La Val Todd Duncan, Sr.

La Val Todd Duncan, Sr. (1907-1979) was born to Henry Duncan and Cora McClasky in Louisville, KY on October 2, 1907. He was an only child. La Val and his family moved to Nelson County, KY when he was a child. At the time of the 1920 Federal Census, the family was living in Nelson County, and Henry was a shoemaker while Cora kept house. La Val was well educated. In 1927, he graduated from Simmons College of Kentucky. By 1933, he had earned a business administration degree from The Ohio State University. The following year he became an insurance agent for the Mammoth Life and Accident Insurance Company. La Val had an impressive career with the company, holding several positions and eventually advancing to vice president. In 1937, La Val married De Jarnette Pate of Christiansburg, VA. Together the couple had two children: a son La Val Jr. and a daughter DeVon.

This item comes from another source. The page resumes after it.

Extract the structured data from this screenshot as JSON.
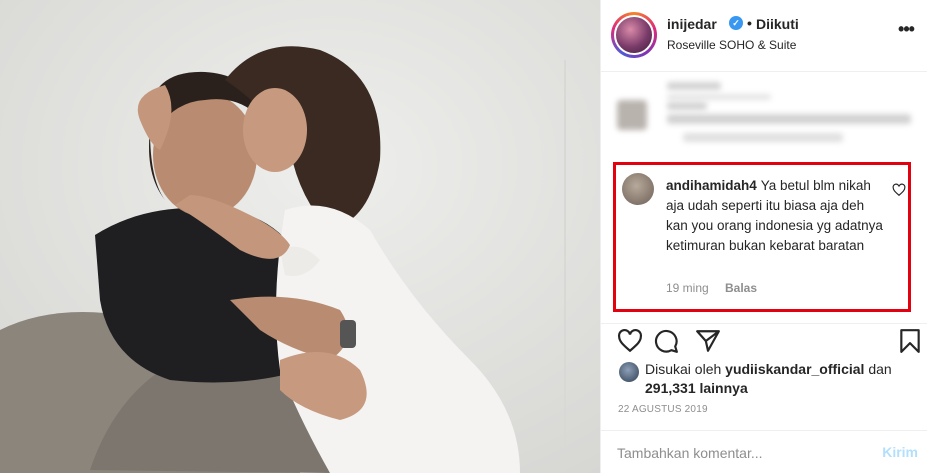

De Jarnette died of breast cancer on March 17, 1962 at the age of 51. La Val later married Julia Hunton. He belonged to numerous civic clubs and fraternities and served on many boards: Downtown Kiwanis Club of Louisville, National Association of Housing and Redevelopment, National Insurance Association, National Conference of Christians and Jews, Sigma Pi Phi, Sigma Psi Phi, Louisville Housing Authority, St. Mary and Elizabeth Hospital, and Red Cross Hospital. La Val died on May 4, 1979. At the time of his death, he was living at 1111 Southwestern Parkway in the Chickasaw Neighborhood. Photo of La Val is from the “Courier-Journal” March 30, 1975.

Jesse Davis Penney, Jr.

Jesse Davis Penney, Jr. (1900-1976) was born to Jesse and Mariah Penney in Madison County, AL. He was the eldest of eleven children. His father worked as a farmer. Penney enlisted into the Army on October 29, 1918 right before the end of World War I, so he was subsequently discharged December 17, 1918 after the war was over. On September 29, 1919, Penney married Betty Dancy in Madison County, AL. The couple did not have any children. In 1920, they were living in Huntsville, AL where Penney worked as a laborer for the electric company and Betty worked as a cook for a family. By 1936, Penney and Betty were living in Louisville at 909 S. 17th Street, and Penney was working as a waiter for the Kentucky Hotel. Soon they moved to 1817 W. Madison Street in the Russell Neighborhood. Penney worked as a machinist at Fort Knox and was a member of the Chestnut Street YMCA Retired Men’s Club. Betty died on May 29, 1975 and Penney died on November 18, 1976. They are both buried in Eastern Cemetery.

Washington Spradling, Jr.

Washington Spradling, Jr. (circa 1831-1870) was the son of successful barber and businessman, Washington Spradling and Lucy Ann Jackson. Washington was one of five total siblings and one half brother. On July 4, 1820, Washington married Louisa Williams in Louisville, KY. At the time of their marriage, Louisa was 15 years old and as a result, the marriage required parental consent. The couple began their life together living with Washington’s sister Martha and her husband James Lewis, a barber. His brother William and his brother-in-law James were barbers too. Washington was a barber throughout his life. In 1851, Washington and Louisa started to grow their family. Together the couple had five children: William, James, Joseph, Mary, and Washington III. Washington Spradling, Sr. played a significant role in establishing an African American presence in the Russell Neighborhood. After the Civil War, Washington Spradling, Jr. helped establish the Smoketown Neighborhood, a predominately African American neighborhood, on land he inherited from his father. Washington died from cancer on January 13, 1870. He was 42 years old. He is buried at Eastern Cemetery in the Spradling Family Plot.